Classes I teach at the University of Colorado Denver School of Education & Human Development:
- Foundations of counseling - CPCE 5010
- Group counseling - CPCE 5110
- School Strategies - CPCE 5800
- Multicultural counseling - CPCE 5810
- Advanced Multicultural Counseling - CPCE 5830
- Advanced Abnormal Psychology - CPCE/EPSY 6250
I teach all my courses with a multicultural emphasis and teach about making counseling relevant and meaningful to a specific client.
My Research Interests:
- Counseling Psychology: Cross-Cultural Counseling and Psychotherapy
- Role and Function of School Counselors
- Cultural Competence and Cultural Responsiveness
- Curriculum Development in Counseling and Counseling Psychology
- Women - Psychology of Women, Women and Power, Abused Women
- Refugees and Immigrants: Adjustment issues
- Instrument developed with Harris Kahn: Scale to Assess World View(c) (1984).

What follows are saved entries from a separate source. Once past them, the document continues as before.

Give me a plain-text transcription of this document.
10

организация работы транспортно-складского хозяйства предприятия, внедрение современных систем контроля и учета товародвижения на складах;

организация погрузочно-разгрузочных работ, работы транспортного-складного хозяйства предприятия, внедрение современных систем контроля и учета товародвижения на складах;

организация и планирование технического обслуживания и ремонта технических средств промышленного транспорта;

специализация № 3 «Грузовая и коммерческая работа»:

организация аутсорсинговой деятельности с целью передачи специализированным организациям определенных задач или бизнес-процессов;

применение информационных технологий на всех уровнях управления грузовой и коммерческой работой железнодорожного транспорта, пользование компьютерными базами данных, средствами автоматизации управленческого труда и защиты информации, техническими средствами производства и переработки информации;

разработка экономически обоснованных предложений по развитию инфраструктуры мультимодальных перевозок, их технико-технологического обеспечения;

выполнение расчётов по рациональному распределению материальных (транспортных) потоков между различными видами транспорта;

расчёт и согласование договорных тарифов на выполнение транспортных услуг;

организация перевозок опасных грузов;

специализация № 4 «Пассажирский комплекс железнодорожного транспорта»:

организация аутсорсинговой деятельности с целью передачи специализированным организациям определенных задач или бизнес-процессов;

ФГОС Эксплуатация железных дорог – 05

- Developed the "Cultural Identity Check List (CICL, 1990, Revised, 1999. 2005).
- Critical Issues in the Schools: Drug and Alcohol Abuse, Suicide, Violence.
- Developed the "Cultural Competence Survey (CCS, 2005).
In whatever spare time I have, I like to paint with oil and acrylics. I love to look at and capture the constantly changing beauty of nature. This and reading is my biggest relaxation. I also love dancing and hiking and I wish I had more time to spend on these activities but I am usually found working away on yet another project that consumes me day and night.